The well-known Indian scientist, Raghunath Mashelkar, told us that mind is the engine of progress, and that a retrogressive mindset is the database of negative experiences resulting in fear, hesitation, dilemma, indecision and lack of self-confidence. To make progress, we focused on our minds winning the war over a retrogressive mindset.
“Everybody from the janitor to the chairman has the potential to bring innovation”
Narayana Murthy

We found that innovations require a strong customer orientation for them to succeed, and that a world-class corporation always competes with itself by reinventing and innovating on a constant basis. So we introduced a policy incentivising our employees to innovate, and found that the youngsters in the business were the most effective in bringing forward new ideas. They were more open-minded, less scared of challenging the status-quo and of failure, more energetic, and often smarter than our older people. Every year we celebrated an ‘Ideation Day’ where team members under the age of 30-years-old presented their own innovative ideas.
Our younger employees were told — like everyone else in the corporation — that thinking outside of the box is the important thing, that they should have no fear of failure, but simply to learn from their failures and move on.
But we also realised that we needed the wise heads of our elders to provide the support, encouragement and resources for our youngsters to reach out for the stars, and to be a safety net in times of failure.
Innovation has to be enthusiastically embraced, so we focused on creating a pluralistic, intellectually curious and competitive environment that reveres meritocracy, competence, enthusiasm, optimism, dignity, fairness, transparency, confidence, daring, humility, openness, collaboration, value delivered to the customer, and excellence in execution.

We believe that innovation is not just the preserve of a chosen few in the research department: that everybody from the janitor to the chairman of the company has the potential to bring innovation, and our managers encourage them to do so.

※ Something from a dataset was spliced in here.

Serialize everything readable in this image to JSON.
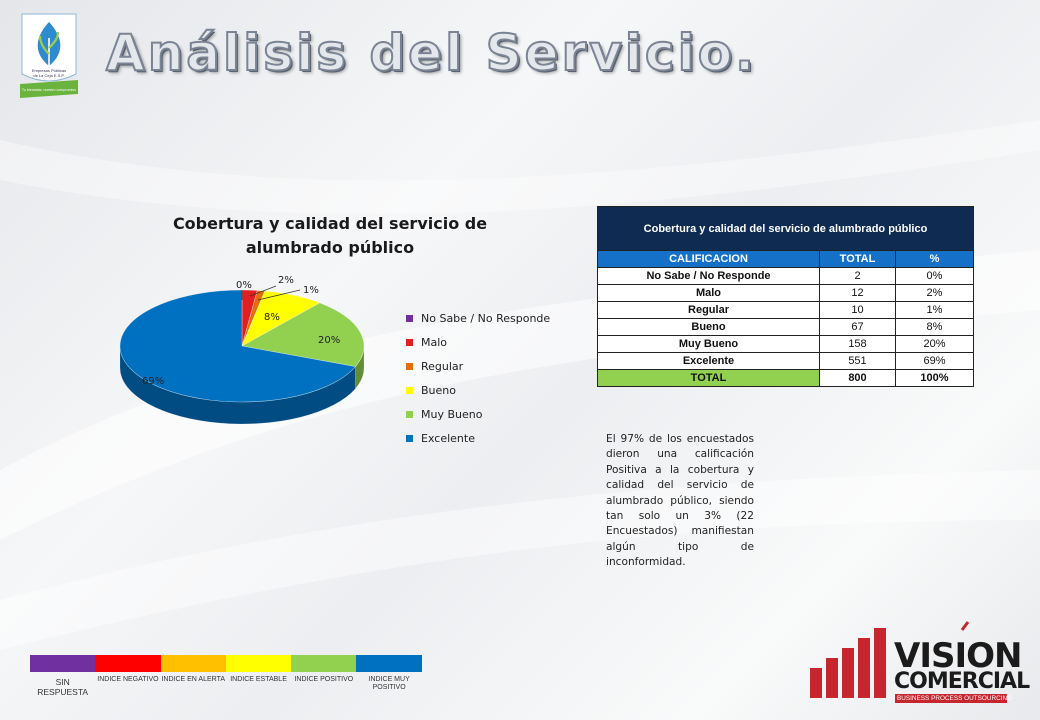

Diversity of race, gender, culture, nationalities and points of view have also proved to be key drivers for innovation within our global business. Our employees are encouraged to challenge how they can reduce the cost or time of every activity, and also to try and improve the quality of each output.
But we don’t back too many innovative ideas, because consistency counts: constant shifts in priorities, and start-again-stop-again innovation programs are not helpful. To provide support, we built a user-friendly Knowledge Management System (KMS) to track and document the details of how, why, what, the do’s and the don’ts.
We also brought customers into the decision-making loop. As a services company, co-creation was very productive for us. By involving customers at early stages of product development, we found we could bypass the expensive and error-prone efforts to understand the needs of our customers in detail once the product is in the field.
Constant innovation is critical in business and these learnings, and policies to encourage a culture of innovation, now sit at the heart of everything we do.
Every individual can be innovative and improve constantly what he or she is doing. For this to happen, the leaders of the corporation have to create an environment that respects individuals, ideas, and opinions; that incentivises individuals; that gently prods people to avoid mistakes and perform better; and that has leaders ready to share credit with even the lowest in the corporate hierarchy.
Infosys has benefitted enormously, but the wisdom can be universally applied.